La verja del recinto se erige como un obstáculo insalvable, que separa de la calle y del mundo a los ancianos. Filmada desde la acera, la entrada enrejada del asilo recuerda una cárcel, aunque no se ofrezca una visión negativa de la institución donde se filmó la película ni tampoco de sus funcionarios. Tras la reja, una anciana con la imaginación febril y confundida pide que se la lleven de allí y que llamen a su madre. La solicitación de la anciana se repite en diferentes escenas, que se intercalan cada cierto tiempo, haciendo del encierro un motivo recurrente.
La verja que separa el mundo exterior de la realidad de los ancianos divide también el tiempo en dos, porque la temporalidad de los que están dentro parece regirse por una lógica en la que impera también cierto abandono. El tiempo de fuera está sometido al cumplimiento de objetivos y plazos, siguiendo una cronología laboral: es el tiempo del director de la agencia de detectives, que presiona constantemente a Sergio para que avance en la investigación. El tiempo de dentro, el tiempo de los internos, se estira en una monotonía de la que nace el tedio, la ausencia de perspectivas y, en último término, una cruel sensación de vacío y de falta de utilidad. No es una coincidencia que la búsqueda de una ocupación sea el motor inicial del personaje protagónico.

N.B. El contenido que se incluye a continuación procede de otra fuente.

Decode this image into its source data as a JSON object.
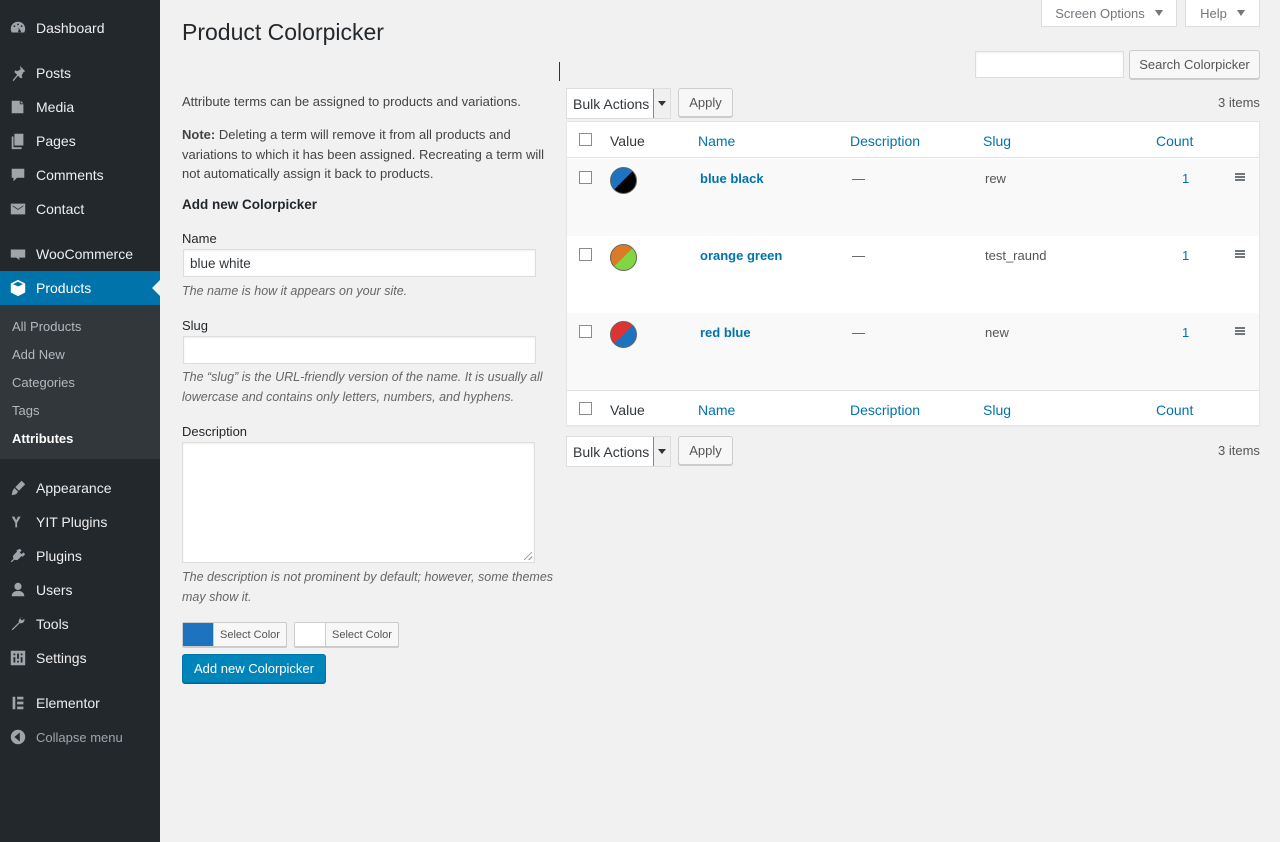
{
  "sidebar": {
    "items": [
      {
        "label": "Dashboard",
        "icon": "dashboard-icon"
      },
      {
        "label": "Posts",
        "icon": "pin-icon"
      },
      {
        "label": "Media",
        "icon": "media-icon"
      },
      {
        "label": "Pages",
        "icon": "pages-icon"
      },
      {
        "label": "Comments",
        "icon": "comment-icon"
      },
      {
        "label": "Contact",
        "icon": "mail-icon"
      },
      {
        "label": "WooCommerce",
        "icon": "woocommerce-icon"
      },
      {
        "label": "Products",
        "icon": "box-icon"
      },
      {
        "label": "Appearance",
        "icon": "brush-icon"
      },
      {
        "label": "YIT Plugins",
        "icon": "yit-icon"
      },
      {
        "label": "Plugins",
        "icon": "plug-icon"
      },
      {
        "label": "Users",
        "icon": "user-icon"
      },
      {
        "label": "Tools",
        "icon": "wrench-icon"
      },
      {
        "label": "Settings",
        "icon": "settings-icon"
      },
      {
        "label": "Elementor",
        "icon": "elementor-icon"
      }
    ],
    "submenu": [
      "All Products",
      "Add New",
      "Categories",
      "Tags",
      "Attributes"
    ],
    "collapse_label": "Collapse menu"
  },
  "top": {
    "screen_options": "Screen Options",
    "help": "Help"
  },
  "page_title": "Product Colorpicker",
  "form": {
    "intro": "Attribute terms can be assigned to products and variations.",
    "note_label": "Note:",
    "note_text": " Deleting a term will remove it from all products and variations to which it has been assigned. Recreating a term will not automatically assign it back to products.",
    "heading": "Add new Colorpicker",
    "name_label": "Name",
    "name_value": "blue white",
    "name_help": "The name is how it appears on your site.",
    "slug_label": "Slug",
    "slug_value": "",
    "slug_help": "The “slug” is the URL-friendly version of the name. It is usually all lowercase and contains only letters, numbers, and hyphens.",
    "description_label": "Description",
    "description_help": "The description is not prominent by default; however, some themes may show it.",
    "color_buttons": [
      {
        "label": "Select Color",
        "color": "#1e73be"
      },
      {
        "label": "Select Color",
        "color": "#ffffff"
      }
    ],
    "submit_label": "Add new Colorpicker"
  },
  "list": {
    "search_button": "Search Colorpicker",
    "bulk_actions": "Bulk Actions",
    "apply": "Apply",
    "items_count": "3 items",
    "columns": {
      "value": "Value",
      "name": "Name",
      "description": "Description",
      "slug": "Slug",
      "count": "Count"
    },
    "rows": [
      {
        "name": "blue black",
        "description": "—",
        "slug": "rew",
        "count": "1",
        "color1": "#1e73be",
        "color2": "#000000"
      },
      {
        "name": "orange green",
        "description": "—",
        "slug": "test_raund",
        "count": "1",
        "color1": "#dd7a26",
        "color2": "#81d742"
      },
      {
        "name": "red blue",
        "description": "—",
        "slug": "new",
        "count": "1",
        "color1": "#dd3333",
        "color2": "#1e73be"
      }
    ]
  },
  "colors": {
    "sidebar_bg": "#23282d",
    "submenu_bg": "#32373c",
    "accent": "#0073aa",
    "primary_button": "#0085ba"
  }
}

Tampoco lo es que su llegada al asilo despierte el entusiasmo de las internas, no solo porque se trata del único hombre, sino también y, sobre todo, porque su irrupción quiebra la monotonía y porque sus preguntas de agente encubierto contribuyen a disipar esa sensación de vacío existencial. En ese tiempo marcado por el olvido, la compañía que el anciano les pródiga aparece como el principal refugio frente a la indiferencia con que las trata el mundo que se extiende más allá de las verjas. El agente topo enfatiza esta última idea constantemente, al mostrar las conversaciones cotidianas de los internos, así como sus encuentros festivos. Al respecto, no puede pasarse por alto que el propio dispositivo del documental, por medio de la fabulación, tiene como objetivo resquebrajar ese tiempo monótono, romper la espiral de abulia y melancolía.
Aunque el proyecto de El agente topo sea anterior a la pandemia de Covid-19, la contingencia mundial le ha conferido al filme una actualidad mayor a la que probablemente habría tenido en otras circunstancias. Resulta imposible ver el documental de Maite Alberdi sin pararse a pensar en los miles y miles de ancianos que viven en residencias en Chile, en España y tantas otras sociedades y que han sido una de las principales víctimas del nuevo coronavirus. Se hace difícil ver el documental sin preguntarse por el presente de esos personajes con una sombra de ansiedad. Pero El agente topo no es fruto de la contingencia sanitaria y la potencia de sus imágenes no depende de ella. Esas imágenes de colores vivos nos hablan con agudeza de algo tan perenne como la batalla de los ancianos contra el olvido, en una sociedad que condena a los seres humanos a la obsolescencia programada.